The Kobayashi-Maskawa Parametrization of Lepton Flavor Mixing and Its Application to Neutrino Oscillations in Matter

TL;DR

This paper demonstrates that the Kobayashi-Maskawa parametrization effectively describes neutrino oscillations, linking fundamental parameters to matter effects and applying it to upcoming experimental scenarios.

Contribution

It introduces the KM parametrization as a useful framework for analyzing neutrino oscillations and derives analytical relations between genuine and matter-modified mixing parameters.

Findings

Reveals the Toshev-like relation in KM parametrization.

Provides analytical approximations for matter effects at different energies.

Calculates oscillation probabilities for NOvA and Hyper-K experiments.

Abstract

We show that the Kobayashi-Maskawa (KM) parametrization of the 3 X 3 lepton flavor mixing matrix is a useful language to describe the phenomenology of neutrino oscillations.
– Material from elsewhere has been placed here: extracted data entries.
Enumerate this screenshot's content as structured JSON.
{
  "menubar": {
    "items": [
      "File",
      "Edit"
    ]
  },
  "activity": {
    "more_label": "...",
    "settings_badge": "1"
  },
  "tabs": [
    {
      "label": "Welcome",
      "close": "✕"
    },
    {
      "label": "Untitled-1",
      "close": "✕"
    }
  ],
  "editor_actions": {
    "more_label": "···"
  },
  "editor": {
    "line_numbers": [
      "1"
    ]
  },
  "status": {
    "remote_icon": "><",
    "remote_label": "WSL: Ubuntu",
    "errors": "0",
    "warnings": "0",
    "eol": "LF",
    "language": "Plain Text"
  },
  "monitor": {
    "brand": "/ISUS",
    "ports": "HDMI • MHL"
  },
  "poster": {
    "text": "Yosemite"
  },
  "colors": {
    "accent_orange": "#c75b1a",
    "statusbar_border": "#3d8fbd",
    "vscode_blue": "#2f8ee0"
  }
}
In particular, it provides us with a convenient way to link the genuine flavor mixing parameters (\theta_1, \theta_2, \theta_3 and \delta_KM) to their effective counterparts in matter (\tilde{\theta}_1, \tilde{\theta}_2, \tilde{\theta}_3 and \tilde{\delta}_KM). We rediscover the Toshev-like relation sin \tilde{\delta}_KM sin 2\tilde{\theta}_2 = sin \delta_KM sin 2\theta_2 in the KM parametrization. We make reasonable analytical approximations to the exact relations between the genuine and matter-corrected flavor mixing parameters in two different experimental scenarios: (a) the neutrino beam energy E is above O(1) GeV and (b) E is below O(1) GeV. As an example, the probability of \nu_\mu -> \nu_e oscillations and CP-violating effects are calculated for the upcoming NOvA and Hyper-K experiments.